Un réseau philanthropique universel ?

Facebook a récemment fait savoir qu'il allait aider la France à "réduire la fracture numérique". Notre orgueil national n'a manifestement pas souffert de cette proposition humiliante. Avions-nous vraiment besoin de l'Oncle Sam pour cela ? Ainsi, dans le cadre d’un partenariat avec Pôle Emploi, Facebook a annoncé son intention de former 50 000 chômeurs d’ici fin 2019. Mais les former à quoi demanderez-vous ? Quelle question ! Au "numérique" bien sûr ! Entendez "à Facebook" ! L'entreprise californienne poursuit là patiemment son entreprise d'acculturation mondiale. L'idée qu'elle entend imprimer dans les esprits et installer dans les habitudes est assez simple : son réseau est, et ne peut être désormais que le réseau numérique universel. Oubliez ce que vous avez appris sur les bancs de l’école ou de l’université au sujet du marché et des monopoles. Là, nous sommes en présence de tout à fait autre chose : il est question de philanthropie, ça n’a rien à voir ! Le premier qui parle de concurrence déloyale, allez, de concurrence fallacieuse, qu’il aille au coin !

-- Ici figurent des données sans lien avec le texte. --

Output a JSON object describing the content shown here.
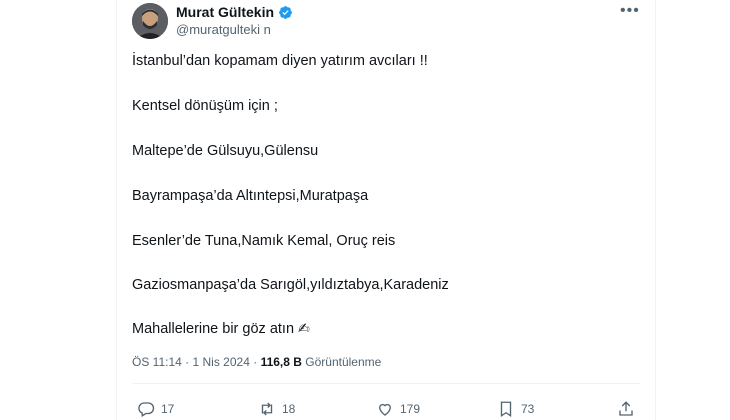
{
  "author": {
    "display_name": "Murat Gültekin",
    "handle": "@muratgulteki n"
  },
  "tweet": {
    "lines": [
      "İstanbul’dan kopamam diyen yatırım avcıları !!",
      "Kentsel dönüşüm için ;",
      "Maltepe’de Gülsuyu,Gülensu",
      "Bayrampaşa’da Altıntepsi,Muratpaşa",
      "Esenler’de Tuna,Namık Kemal, Oruç reis",
      "Gaziosmanpaşa’da Sarıgöl,yıldıztabya,Karadeniz",
      "Mahallelerine bir göz atın"
    ],
    "emoji": "✍"
  },
  "meta": {
    "time": "ÖS 11:14",
    "sep": "·",
    "date": "1 Nis 2024",
    "views": "116,8 B",
    "views_label": "Görüntülenme"
  },
  "actions": {
    "replies": "17",
    "reposts": "18",
    "likes": "179",
    "bookmarks": "73"
  },
  "icons": [
    "verified-badge-icon",
    "more-icon",
    "reply-icon",
    "repost-icon",
    "like-icon",
    "bookmark-icon",
    "share-icon"
  ],
  "colors": {
    "verified": "#1d9bf0",
    "muted": "#536471",
    "text": "#0f1419"
  }
}
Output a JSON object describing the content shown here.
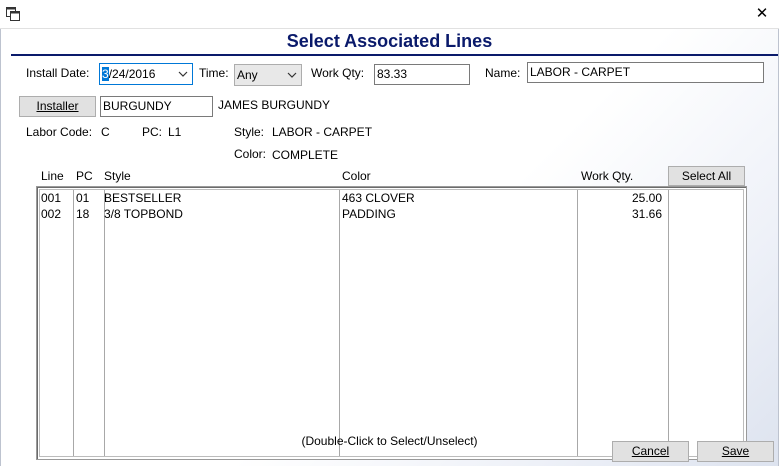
{
  "window": {
    "close_glyph": "✕",
    "icon": "restore-windows-icon"
  },
  "dialog": {
    "title": "Select Associated Lines"
  },
  "form": {
    "install_date_label": "Install Date:",
    "install_date_highlight": "3",
    "install_date_rest": "/24/2016",
    "time_label": "Time:",
    "time_value": "Any",
    "work_qty_label": "Work Qty:",
    "work_qty_value": "83.33",
    "name_label": "Name:",
    "name_value": "LABOR - CARPET",
    "installer_button": "Installer",
    "installer_code": "BURGUNDY",
    "installer_name": "JAMES BURGUNDY",
    "labor_code_label": "Labor Code:",
    "labor_code_value": "C",
    "pc_label": "PC:",
    "pc_value": "L1",
    "style_label": "Style:",
    "style_value": "LABOR - CARPET",
    "color_label": "Color:",
    "color_value": "COMPLETE"
  },
  "table": {
    "headers": {
      "line": "Line",
      "pc": "PC",
      "style": "Style",
      "color": "Color",
      "work_qty": "Work Qty."
    },
    "select_all_button": "Select All",
    "rows": [
      {
        "line": "001",
        "pc": "01",
        "style": "BESTSELLER",
        "color": "463 CLOVER",
        "work_qty": "25.00"
      },
      {
        "line": "002",
        "pc": "18",
        "style": "3/8 TOPBOND",
        "color": "PADDING",
        "work_qty": "31.66"
      }
    ]
  },
  "hint": "(Double-Click to Select/Unselect)",
  "buttons": {
    "cancel": "Cancel",
    "save": "Save"
  },
  "colors": {
    "title": "#0a1a6b",
    "focus_border": "#0078d7",
    "selection": "#0078d7"
  }
}
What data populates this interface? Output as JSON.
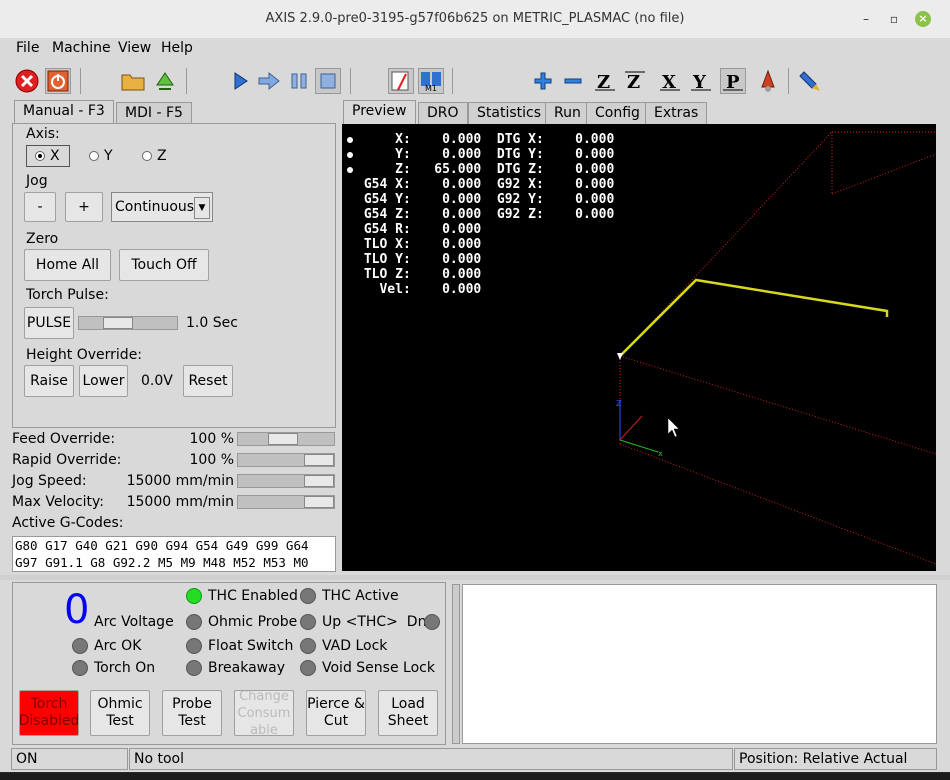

Rendons hommage en bon vassaux

Parallèlement, Sheryl Sandberg, la directrice des opérations de Facebook a profité du sommet de l'attractivité baptisé "Choose France" (sic, voire même hide and seek) qui se déroulait à Versailles pour faire plusieurs annonces dans le domaine de la recherche du développement. Une enveloppe de 10 millions d’euros, avec un gros nœud rose, sera consacrée à la recherche et développement dans le domaine de l’intelligence artificielle. Cela doit se traduire à court terme par une hausse des effectifs du centre de recherche « FAIR » (Facebook AI Research) le laboratoire dédié à l'intelligence artificiel de Facebook basé à Paris. « Fair ». Même les acronymes sont trompeurs. En pratique, les effectifs seront doublés afin de passer de 30 à 60 chercheurs et ingénieurs. Oh ! Des partenariats seront noués avec des universités françaises afin de financer des bourses d’études dans le domaine des mathématiques, de l’informatique, de la physique et de l’ingénierie des systèmes complexes. Champagne ! Facebook financera également 10 serveurs au profit d’instituts de recherche. Enfin, 40 doctorants seront accueillis au sein du FAIR Paris. Ah ! Des esprits moins chagrins que les nôtres pourraient sans peine rendre hommage à un tel déluge de faveurs. Fort bien. À tout seigneur, tout honneur, rendons hommage ! Mais ne nous venons pas nous plaindre demain d’être devenus des vassaux du numérique.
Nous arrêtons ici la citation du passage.